Date 29 September 2014
Event ESMO 2014
Session Poster Display session
Topics Anticancer Agents
Breast Cancer
Translational Research
Basic Principles in the Management and Treatment (of cancer)
Biological Therapy
Presenter Luis De La Cruz Merino
Citation Annals of Oncology (2014) 25 (suppl_4): iv361-iv372. 10.1093/annonc/mdu342
Authors L. De La Cruz Merino1, A. Barco Sánchez2, J. Ibáñez Martínez3, A. Nieto García4, A. Vallejo Benítez3, F. Henao Carrasco1, V. Sánchez Margalet2
  • 1Clinical Oncology, Hospital Universitario Virgen Macarena, 41009 - Sevilla/ES
  • 2Biochemistry, Hospital Universitario Virgen Macarena, 41009 - Seville/ES
  • 3Pathology, Hospital Universitario Virgen Macarena, 41009 - Seville/ES
  • 4Public Health, Universidad de Sevilla, 41009 - Seville/ES



Some clinical trials in breast cancer have reported imppressive outcomes related to laboratory immune findings in the neoadjuvant setting. In this context, tumor infiltrating lymphocytes (TILs) and regulatory Tcells (Tregs) in tissue specimens and in peripheral blood are being tested as two emerging prognostic and predictive factors. We designed a protocol to analyze immune profile before, during and after neoadjuvant chemotherapy (CT) in breast cancer in blood and tissue, and their eventual relation with pathological complete response (pCR).

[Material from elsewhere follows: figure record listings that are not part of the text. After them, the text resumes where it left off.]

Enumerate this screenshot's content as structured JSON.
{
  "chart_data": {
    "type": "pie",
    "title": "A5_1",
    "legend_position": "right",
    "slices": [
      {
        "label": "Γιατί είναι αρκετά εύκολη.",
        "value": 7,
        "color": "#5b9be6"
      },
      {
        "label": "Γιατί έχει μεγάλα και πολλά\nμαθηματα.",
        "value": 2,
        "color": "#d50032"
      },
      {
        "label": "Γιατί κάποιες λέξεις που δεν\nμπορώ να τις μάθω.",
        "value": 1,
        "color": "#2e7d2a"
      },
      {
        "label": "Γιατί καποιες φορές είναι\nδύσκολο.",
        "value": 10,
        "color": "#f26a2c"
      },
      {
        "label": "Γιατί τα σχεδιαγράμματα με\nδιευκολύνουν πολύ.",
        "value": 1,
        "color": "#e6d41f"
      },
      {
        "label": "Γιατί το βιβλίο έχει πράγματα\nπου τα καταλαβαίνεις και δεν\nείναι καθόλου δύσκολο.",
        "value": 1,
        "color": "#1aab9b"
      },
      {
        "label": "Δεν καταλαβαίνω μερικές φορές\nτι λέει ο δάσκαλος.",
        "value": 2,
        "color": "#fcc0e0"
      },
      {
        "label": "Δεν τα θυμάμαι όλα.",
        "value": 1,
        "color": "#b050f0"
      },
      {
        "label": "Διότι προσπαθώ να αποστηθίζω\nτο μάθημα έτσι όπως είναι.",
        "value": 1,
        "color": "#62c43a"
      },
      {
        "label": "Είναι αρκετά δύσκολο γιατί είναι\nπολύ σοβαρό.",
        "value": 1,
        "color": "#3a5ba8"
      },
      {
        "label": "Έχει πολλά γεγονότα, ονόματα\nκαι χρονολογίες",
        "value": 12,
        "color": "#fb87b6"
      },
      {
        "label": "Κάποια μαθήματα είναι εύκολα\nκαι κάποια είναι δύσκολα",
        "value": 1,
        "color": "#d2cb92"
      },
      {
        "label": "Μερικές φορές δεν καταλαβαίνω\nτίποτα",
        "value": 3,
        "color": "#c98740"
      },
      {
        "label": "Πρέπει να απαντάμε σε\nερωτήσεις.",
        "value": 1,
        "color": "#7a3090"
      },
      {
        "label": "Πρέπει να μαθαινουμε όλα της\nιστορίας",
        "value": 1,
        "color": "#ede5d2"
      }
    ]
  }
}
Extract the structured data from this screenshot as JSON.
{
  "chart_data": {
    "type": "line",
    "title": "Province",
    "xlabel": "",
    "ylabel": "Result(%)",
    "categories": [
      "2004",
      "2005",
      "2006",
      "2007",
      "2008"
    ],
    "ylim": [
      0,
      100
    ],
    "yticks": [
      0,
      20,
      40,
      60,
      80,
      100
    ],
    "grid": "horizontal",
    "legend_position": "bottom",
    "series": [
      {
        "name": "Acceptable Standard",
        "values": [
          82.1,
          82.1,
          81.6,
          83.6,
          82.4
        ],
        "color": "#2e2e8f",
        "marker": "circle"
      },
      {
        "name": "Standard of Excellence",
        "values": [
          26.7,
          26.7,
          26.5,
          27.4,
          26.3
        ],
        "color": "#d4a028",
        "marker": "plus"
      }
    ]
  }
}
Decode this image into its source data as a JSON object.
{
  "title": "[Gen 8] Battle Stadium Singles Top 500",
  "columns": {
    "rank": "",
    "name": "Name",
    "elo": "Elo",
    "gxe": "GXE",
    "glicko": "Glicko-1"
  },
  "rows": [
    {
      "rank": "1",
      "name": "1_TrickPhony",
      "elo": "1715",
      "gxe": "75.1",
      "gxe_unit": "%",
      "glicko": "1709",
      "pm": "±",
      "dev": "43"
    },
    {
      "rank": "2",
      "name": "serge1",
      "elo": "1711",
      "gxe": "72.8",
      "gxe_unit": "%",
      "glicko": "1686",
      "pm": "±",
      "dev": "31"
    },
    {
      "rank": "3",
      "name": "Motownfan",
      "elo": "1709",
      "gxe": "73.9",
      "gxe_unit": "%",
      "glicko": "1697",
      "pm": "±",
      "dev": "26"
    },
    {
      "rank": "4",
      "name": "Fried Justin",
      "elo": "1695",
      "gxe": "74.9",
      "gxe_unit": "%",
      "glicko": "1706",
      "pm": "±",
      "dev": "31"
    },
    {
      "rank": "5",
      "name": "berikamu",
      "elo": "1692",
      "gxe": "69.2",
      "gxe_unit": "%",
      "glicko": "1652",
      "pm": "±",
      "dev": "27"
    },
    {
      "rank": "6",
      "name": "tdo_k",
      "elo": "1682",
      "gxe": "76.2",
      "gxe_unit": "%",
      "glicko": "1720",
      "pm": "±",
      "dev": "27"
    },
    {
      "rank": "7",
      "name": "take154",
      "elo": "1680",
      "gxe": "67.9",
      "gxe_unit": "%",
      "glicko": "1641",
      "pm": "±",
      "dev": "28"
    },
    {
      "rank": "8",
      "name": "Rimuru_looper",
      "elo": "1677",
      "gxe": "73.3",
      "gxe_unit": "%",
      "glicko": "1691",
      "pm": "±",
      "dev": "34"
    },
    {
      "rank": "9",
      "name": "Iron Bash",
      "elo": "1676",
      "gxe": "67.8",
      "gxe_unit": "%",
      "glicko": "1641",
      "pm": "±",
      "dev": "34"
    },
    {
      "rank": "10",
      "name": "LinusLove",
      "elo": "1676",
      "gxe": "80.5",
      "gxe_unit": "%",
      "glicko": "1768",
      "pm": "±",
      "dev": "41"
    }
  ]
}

From March 2011 to february 2014, 47 patients (18 her2 + /29 her2-) with T2-4 N0-3 breast carcinoma treated wih neoadjuvant CT in the Breast Cancer Unit of the Hospital Universitario Virgen Macarena (Seville, Spain) were included in the study. CD3 + , CD8 + , CD8-16-56+ and FOXP3+ cell infiltrates were detected by immunohistochemistry before and after CT in tissue specimens. Blood samples were collected in EDTA-K3 tubes before every cycle to determine the immunophenotype profile. Cell populations were determined by flow cytometry analysis of whole blood, including the study of CD3-CD4-CD25low and CD3-CD4-C25high (regulatory) T cells.


By February 2014, 47 patients were operated. pCR or near pCR (grade 4/5 Miller&Payne) was attained in 20 patients (42,6%). pCR was achieved in 66,6% (12/18) of tumors overexpressing her2 and treated with CT plus trastuzumab, and in only a 27,5% (8/29) of the her2- population. Absence and /or disappearance of Tregs in tissue (Black grading system = 0) was more frequent after neoadjuvant CT (11,11 vs 62,2%). Furthermore, average whole blood CD3-CD4-CD25high (regulatory) T cells were 126,36 before and 91,19 after neoadjuvant CT (p 0,010). Overall Tregs diminished in the pCR and non pCR groups without statistically significant differences.


Neoadjuvant CT decreases Tregs immunosuppressive infiltrates in tissue and CD3-CD4-CD25high (regulatory) T cells in peripheral blood in all the population. Although differences among subgroups (pCR/non-pCR and her-/her2+) were not statistically significant, these data support the role of Tregs as an interesting biomarker with eventual therapeutic implications in breast carcinoma.


All authors have declared no conflicts of interest.